18 junho 2011

Do fundo do coração

Já não há palavras. Só resta a esperança. Boa sorte, para nosso bem, é quanto desejo a esta que pode ser a última tentativa para travar o abismo. Que os portugueses não usem a democracia para se ferirem. Que o partidismo cego ceda perante o alarme. Do fundo do coração, boa sorte Passos Coelho.

17 junho 2011

Liberdade de fugir



Por cada ano que passa, setenta a setenta e cinco mil portugueses saem do país. Voltam as costas. Batem com a porta. Dizem: "estou farto". Não, privações e ausência de horizontes económicos não são razões exclusivas para o exílio. Eu não tenho apertos financeiros e também sonhei com a fuga. A atmosfera do país tornou-se irrespirável. Um fulano tem um, dois ou três problemas e culpabiliza-se. Depois, começa a pensar e ao internar-se pela casa dos 40 tem dúvidas - dúvidas que se vão adensando - e chega à terrível conclusão que nada fez de errado, que é bom trabalhador, estudou, aplicou-se, superou-se. Erro trágico: não faz parte de pandilhas, lóbis e curibecas, não é um idiota, tem opinião. Olha à volta e verifica que tudo está nas mãos de nulidades, que gente insignificante montou uma verdadeira conspiração de imbecis e soldou as portas de ferro, que o Estado são "eles", que um concurso público é uma farsa e que ninguém entra ou sai. A saída, meus senhores, é a única resposta. Não morram emparedados vivos. "Eles" não deixam que V. existam; "eles" só o aceitarão se alguém vos passar o certificadozinho de imbecil; "eles" estão "lá" há quarenta anos, ou antes, estão "lá" os avôzinhos, os paizinhos e os filhinhos e não vão largar o osso tão cedo. No fundo, temos sorte, pois subsiste a liberdade, a liberdade de fugir.
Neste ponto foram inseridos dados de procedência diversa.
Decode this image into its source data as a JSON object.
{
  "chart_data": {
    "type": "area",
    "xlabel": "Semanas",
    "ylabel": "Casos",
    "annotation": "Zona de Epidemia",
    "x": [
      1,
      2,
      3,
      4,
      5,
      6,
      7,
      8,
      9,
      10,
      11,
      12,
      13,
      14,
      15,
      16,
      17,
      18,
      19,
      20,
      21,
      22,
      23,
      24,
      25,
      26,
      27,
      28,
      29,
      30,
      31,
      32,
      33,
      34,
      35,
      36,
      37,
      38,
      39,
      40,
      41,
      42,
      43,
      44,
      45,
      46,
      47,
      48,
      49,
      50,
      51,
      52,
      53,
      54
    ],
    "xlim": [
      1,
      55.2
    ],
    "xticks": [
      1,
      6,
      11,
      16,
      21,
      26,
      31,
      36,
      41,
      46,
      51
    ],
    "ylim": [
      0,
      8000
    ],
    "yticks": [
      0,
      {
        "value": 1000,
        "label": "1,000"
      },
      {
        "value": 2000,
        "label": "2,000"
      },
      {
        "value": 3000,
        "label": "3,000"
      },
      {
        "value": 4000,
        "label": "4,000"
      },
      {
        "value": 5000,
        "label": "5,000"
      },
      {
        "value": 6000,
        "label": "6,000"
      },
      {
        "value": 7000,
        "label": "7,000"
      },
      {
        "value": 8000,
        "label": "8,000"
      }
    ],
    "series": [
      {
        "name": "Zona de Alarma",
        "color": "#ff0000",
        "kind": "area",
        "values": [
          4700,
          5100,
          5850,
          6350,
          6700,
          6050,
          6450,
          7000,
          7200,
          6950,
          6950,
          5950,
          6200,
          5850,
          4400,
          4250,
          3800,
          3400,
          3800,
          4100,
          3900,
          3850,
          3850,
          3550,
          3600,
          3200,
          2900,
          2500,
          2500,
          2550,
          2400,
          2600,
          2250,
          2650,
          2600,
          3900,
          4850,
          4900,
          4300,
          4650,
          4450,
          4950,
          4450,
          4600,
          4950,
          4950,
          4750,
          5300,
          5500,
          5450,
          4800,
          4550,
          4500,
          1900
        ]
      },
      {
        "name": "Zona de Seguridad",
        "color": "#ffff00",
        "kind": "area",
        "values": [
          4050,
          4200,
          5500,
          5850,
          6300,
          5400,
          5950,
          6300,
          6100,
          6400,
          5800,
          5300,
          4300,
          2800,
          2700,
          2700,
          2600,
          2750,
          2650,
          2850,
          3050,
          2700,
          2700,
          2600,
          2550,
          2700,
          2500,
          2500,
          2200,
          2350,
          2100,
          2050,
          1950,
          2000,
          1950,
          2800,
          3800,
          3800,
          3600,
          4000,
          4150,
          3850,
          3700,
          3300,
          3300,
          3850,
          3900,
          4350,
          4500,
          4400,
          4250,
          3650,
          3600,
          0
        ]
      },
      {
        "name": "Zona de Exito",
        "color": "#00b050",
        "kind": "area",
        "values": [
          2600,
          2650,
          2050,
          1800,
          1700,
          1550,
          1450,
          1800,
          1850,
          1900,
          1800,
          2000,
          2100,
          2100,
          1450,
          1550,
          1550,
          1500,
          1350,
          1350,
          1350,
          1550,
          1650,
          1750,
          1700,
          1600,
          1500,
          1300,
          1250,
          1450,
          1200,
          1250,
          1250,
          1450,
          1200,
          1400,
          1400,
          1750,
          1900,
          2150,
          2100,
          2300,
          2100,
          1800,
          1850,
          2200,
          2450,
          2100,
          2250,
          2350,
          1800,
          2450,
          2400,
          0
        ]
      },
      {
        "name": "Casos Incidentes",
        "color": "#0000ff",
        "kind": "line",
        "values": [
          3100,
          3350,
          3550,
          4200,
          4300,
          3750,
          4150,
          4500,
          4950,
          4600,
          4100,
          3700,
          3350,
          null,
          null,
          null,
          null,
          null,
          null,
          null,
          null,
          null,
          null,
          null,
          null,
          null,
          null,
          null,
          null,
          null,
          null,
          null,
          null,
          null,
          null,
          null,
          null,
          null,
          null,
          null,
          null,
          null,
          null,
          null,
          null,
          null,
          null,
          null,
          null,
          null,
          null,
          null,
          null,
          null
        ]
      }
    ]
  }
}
Sim, a liberdade é coisa bonita, mas olhando para as últimas décadas, a democrcia parece só ter servido para os portugueses se ferirem mutuamente. Depois, transformou-se em oclocracia, antes de se coroar como cleptocracia. Só falta o estádio pornocrático, já instalado em Itália.

15 junho 2011

A miséria da plutocracia



Os vermelhos voltam à carga, agora com a irmã de Thaksin. O tempo da infiltração comunista, dos arroubos revolucionários e incendiários parece ter passado para dar lugar à caricatura falante. O não discurso e o vazio absoluto podem esconder perigos, para além da ingénita estupidez galinácea da não-candidata. O exército - a mais democrática das instituições do Reino - já veio advertir que a mais leve beliscadura na monarquia terá consequências. Ouça o leitor com atenção - ria-se da vaporosa estupidez, da inconsistência, do tom de quem vende o remédio para a dieta ou os cravos nas costas - e diga para si mesmo que, afinal, os politiqueiros de S. Bento são verdadeiros Aristóteles quando comparados com esta Apsara saída de uma família que se considera profissonalizada na política. No fundo, doa a quem doer, a ideia de democracia parece consituir uma nobre crença, mas quando nos aproximamos da realidade sacode-se-nos a alma. A plutocracia é isto: a menina Shinawatra, de uma ignorância espantosa, rica como Cressus, prometendo aos pobres a religião dos telemóveis, dos cartões de crédito e dos grandes supermercados para todos. Alienados deste mundo, uni-vos !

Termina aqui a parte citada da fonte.